Amazon S3#

Introduction#

Amazon S3 is an object storage service on the AWS cloud. OpenMLDB supports the use of S3 as an offline storage engine for reading and exporting feature computation data.

Configuration#

Configure Taskmanager#

To read and write data from Amazon S3, you first need to register an account on the AWS cloud service and apply for a usable AccessKey and SecretKey.

Then add the following configuration in the configuration file taskmanager.properties of TaskManager, and note that you need to modify the AccessKey and SecretKey to the key requested above.

spark.default.conf=spark.hadoop.fs.s3a.access.key=xxx;spark.hadoop.fs.s3a.secret.key=xxx

Usage#

Import Data#

If you want to import S3 data, after the TaskManager is successfully configured and restarted, you can directly execute the following command to import the corresponding bucket and path data.

LOAD DATA INFILE 's3a://bucket/path/' INTO TABLE t1 OPTIONS (header=true, mode='append', deep_copy=true);

S3 data source supports deep_copy with two import methods: true and false.
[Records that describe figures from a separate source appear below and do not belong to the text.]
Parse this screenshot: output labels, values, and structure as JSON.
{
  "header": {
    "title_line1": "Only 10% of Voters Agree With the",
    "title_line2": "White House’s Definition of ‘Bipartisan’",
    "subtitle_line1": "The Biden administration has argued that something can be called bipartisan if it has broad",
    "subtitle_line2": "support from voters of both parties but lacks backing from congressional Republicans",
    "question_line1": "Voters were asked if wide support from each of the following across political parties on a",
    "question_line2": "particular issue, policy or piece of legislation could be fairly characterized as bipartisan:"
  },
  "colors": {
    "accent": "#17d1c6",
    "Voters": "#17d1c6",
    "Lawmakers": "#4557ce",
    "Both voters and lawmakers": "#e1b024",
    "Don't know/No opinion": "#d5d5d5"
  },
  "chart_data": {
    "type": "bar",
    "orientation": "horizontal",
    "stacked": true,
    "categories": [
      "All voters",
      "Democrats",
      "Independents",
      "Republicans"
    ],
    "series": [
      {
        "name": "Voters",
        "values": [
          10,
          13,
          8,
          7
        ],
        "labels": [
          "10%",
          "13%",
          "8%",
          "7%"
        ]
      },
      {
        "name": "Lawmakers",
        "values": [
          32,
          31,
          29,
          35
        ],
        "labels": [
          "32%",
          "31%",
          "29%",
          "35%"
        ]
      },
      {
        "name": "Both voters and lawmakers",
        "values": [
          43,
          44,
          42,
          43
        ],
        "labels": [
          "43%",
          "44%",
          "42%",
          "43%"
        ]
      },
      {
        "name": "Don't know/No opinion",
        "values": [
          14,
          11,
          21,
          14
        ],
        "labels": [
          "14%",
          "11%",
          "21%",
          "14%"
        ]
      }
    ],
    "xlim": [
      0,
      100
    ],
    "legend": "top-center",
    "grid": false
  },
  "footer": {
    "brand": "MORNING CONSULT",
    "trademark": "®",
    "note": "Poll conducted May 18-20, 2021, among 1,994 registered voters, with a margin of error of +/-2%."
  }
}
Only when deep_copy=true will the data be copied from S3 to OpenMLDB offline storage.

Please note that, only overwrite mode can be used when deep_copy is set to true. If there is already a soft link imported earlier, it will be cleared. If you want to have both hard copies and soft links, you can only make hard copies first (set deep_copy to true), and then make soft links (set deep_copy to false). In addition, since the data format is parquet, it is required that the soft links to the data are also parquet data with the same schema.